Dizer frases como “Os próprios negros são racistas” ou “Os africanos também escravizaram africanos” ou, ainda, “Existiam sinhás pretas no tempo da escravidão”, sem contrapontos e contextos, além de relativizar o trágico movimento escravagista de séculos, demonstra perversidade, revelando uma sociedade que procura a todo momento justificar a escravidão negra com eventos pontuais e descontextualizados.
Afirmar que no período escravagista houve a ascensão social de mulheres negras, sem dizer que isso não era comum e que configuravam uma minoria, como escreveu o colunista Leandro Narloch, em um artigo nefasto na Folha de S.Paulo sobre “a riqueza das sinhás pretas”, é inaceitável. Aliás, o jornalista Thiago Amparo foi muito preciso ao dizer que “Narloch usa histórias individuais para mascarar a brutalidade do seu argumento: legitimar a escravidão ao relativizá-la”.
Uma coisa, como bem escreveu o escritor Itamar Vieira Junior, em seu último artigo, também na Folha, é “a escravidão antes do colonialismo, que era uma instituição social que servia para subalternizar derrotados em conflitos étnicos divergentes”. Outra coisa é o tráfico de escravizados em escala global, atendendo a um projeto colonialista de transformar milhares de vidas negras em meras mercadorias, um projeto que desumanizou corpos negros por séculos e que promoveu um dos maiores genocídios da modernidade. Portanto, dizer que “Os africanos também escravizaram” com o intuito de relativizar a escravidão é muito mais do que falta de honestidade intelectual, é racismo.

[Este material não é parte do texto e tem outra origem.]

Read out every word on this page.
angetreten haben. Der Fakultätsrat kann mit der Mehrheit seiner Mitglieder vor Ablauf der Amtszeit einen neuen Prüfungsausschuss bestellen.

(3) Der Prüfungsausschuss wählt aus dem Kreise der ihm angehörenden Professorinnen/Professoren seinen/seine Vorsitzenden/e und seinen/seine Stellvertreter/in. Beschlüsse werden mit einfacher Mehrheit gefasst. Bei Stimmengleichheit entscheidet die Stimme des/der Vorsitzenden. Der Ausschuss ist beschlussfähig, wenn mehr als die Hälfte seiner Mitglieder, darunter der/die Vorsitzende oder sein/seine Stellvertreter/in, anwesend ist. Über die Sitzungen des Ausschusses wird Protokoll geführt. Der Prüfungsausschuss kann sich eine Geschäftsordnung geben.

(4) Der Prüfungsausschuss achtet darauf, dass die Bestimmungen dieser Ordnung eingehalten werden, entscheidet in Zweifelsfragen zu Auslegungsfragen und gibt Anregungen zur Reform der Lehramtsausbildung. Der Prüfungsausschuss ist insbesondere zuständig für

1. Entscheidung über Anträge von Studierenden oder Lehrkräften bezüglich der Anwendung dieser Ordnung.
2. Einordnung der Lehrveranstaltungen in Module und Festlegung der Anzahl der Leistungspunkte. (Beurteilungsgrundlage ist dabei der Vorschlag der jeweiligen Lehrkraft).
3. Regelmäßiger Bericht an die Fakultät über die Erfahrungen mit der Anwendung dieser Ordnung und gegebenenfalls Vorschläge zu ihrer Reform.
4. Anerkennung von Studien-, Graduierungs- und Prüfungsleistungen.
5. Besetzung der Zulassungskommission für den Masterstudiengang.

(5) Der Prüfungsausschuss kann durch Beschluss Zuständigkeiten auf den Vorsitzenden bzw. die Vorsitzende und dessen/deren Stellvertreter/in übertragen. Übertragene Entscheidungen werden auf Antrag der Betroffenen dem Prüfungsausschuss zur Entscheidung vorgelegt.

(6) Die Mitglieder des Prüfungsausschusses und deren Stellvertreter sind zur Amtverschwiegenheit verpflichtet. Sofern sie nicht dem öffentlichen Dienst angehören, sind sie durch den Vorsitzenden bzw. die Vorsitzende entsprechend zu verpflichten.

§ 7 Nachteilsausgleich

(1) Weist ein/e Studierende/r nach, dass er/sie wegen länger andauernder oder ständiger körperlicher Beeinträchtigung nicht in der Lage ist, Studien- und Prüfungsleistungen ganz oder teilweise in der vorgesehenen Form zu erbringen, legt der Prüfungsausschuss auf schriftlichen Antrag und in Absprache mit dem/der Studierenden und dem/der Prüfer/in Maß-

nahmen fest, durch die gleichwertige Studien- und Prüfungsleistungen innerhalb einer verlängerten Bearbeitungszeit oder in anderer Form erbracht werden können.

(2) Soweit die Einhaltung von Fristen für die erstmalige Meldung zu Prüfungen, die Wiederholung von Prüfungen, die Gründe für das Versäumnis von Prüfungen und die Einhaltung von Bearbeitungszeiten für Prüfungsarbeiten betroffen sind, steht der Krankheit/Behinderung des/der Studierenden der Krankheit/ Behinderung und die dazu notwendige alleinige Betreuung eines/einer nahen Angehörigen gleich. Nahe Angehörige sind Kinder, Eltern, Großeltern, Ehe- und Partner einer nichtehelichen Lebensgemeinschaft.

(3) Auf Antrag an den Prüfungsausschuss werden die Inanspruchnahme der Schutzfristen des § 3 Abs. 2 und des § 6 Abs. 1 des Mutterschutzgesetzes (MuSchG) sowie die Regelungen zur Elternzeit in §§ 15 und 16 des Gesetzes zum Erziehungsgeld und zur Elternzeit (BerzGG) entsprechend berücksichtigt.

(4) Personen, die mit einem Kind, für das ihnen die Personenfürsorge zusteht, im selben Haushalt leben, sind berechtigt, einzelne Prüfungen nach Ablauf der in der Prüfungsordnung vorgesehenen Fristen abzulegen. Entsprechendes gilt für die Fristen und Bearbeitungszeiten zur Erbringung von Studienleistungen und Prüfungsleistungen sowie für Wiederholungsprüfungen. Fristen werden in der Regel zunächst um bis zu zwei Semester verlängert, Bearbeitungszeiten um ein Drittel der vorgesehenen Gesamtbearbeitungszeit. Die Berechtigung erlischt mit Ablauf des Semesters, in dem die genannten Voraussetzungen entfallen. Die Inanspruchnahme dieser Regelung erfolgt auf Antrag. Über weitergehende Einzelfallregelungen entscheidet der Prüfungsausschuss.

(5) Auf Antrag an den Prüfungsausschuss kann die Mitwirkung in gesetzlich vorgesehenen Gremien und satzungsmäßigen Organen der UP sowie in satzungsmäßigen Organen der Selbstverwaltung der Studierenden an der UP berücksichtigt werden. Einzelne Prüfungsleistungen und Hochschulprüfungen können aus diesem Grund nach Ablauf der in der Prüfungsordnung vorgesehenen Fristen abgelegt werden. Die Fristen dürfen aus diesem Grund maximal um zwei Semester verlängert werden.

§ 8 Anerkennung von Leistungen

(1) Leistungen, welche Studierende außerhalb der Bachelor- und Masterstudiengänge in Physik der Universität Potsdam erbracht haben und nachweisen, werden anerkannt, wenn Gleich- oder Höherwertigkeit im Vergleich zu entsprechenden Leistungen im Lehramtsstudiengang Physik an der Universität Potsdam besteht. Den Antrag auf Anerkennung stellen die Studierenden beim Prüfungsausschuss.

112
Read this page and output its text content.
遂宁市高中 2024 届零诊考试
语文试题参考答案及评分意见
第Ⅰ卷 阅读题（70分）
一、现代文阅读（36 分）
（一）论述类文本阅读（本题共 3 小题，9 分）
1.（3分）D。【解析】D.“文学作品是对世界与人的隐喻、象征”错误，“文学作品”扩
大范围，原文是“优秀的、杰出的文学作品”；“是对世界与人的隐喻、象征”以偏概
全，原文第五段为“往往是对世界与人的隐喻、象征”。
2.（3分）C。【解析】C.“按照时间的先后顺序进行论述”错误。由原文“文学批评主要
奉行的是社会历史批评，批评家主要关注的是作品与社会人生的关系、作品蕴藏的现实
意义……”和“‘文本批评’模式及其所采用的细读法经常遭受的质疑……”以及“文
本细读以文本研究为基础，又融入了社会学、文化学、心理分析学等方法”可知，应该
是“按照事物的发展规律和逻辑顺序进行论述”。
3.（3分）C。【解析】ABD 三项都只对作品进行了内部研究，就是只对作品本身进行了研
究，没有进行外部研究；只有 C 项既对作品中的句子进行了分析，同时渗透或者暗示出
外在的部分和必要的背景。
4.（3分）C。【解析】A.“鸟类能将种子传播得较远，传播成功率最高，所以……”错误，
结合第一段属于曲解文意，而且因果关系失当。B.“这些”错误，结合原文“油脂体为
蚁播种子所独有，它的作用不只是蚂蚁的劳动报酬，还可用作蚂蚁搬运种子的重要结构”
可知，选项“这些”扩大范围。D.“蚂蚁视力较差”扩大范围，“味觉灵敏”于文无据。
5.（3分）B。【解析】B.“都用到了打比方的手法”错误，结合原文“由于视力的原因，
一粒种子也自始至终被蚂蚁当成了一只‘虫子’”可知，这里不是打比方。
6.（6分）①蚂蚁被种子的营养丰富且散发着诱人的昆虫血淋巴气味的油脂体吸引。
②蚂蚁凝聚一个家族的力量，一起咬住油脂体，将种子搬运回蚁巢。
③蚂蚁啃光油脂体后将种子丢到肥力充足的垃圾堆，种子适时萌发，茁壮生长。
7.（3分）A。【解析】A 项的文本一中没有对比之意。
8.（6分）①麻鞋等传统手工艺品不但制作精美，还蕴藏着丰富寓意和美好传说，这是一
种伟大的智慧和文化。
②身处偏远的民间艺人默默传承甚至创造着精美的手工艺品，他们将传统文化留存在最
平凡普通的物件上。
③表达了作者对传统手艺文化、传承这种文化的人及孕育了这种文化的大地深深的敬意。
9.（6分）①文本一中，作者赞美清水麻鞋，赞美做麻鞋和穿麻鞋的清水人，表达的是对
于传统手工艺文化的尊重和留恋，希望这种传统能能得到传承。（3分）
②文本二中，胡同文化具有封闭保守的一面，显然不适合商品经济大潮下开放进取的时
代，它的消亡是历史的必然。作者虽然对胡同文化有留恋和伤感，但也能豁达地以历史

A verdade é que a escravidão no Brasil nunca foi resolvida. O legado de séculos do tráfico negreiro ainda traz consequências trágicas para a população negra. Mais do que isso, põe em xeque uma sociedade que se coloca como democrática, mas que faz vistas grossas para as desigualdades raciais. É preciso sempre repetir: não existe democracia com racismo. Ter que ler argumentos distorcidos que procuram desqualificar as lutas e os avanços contra o racismo em 2021 é desanimador, mas estamos atentos e firmes.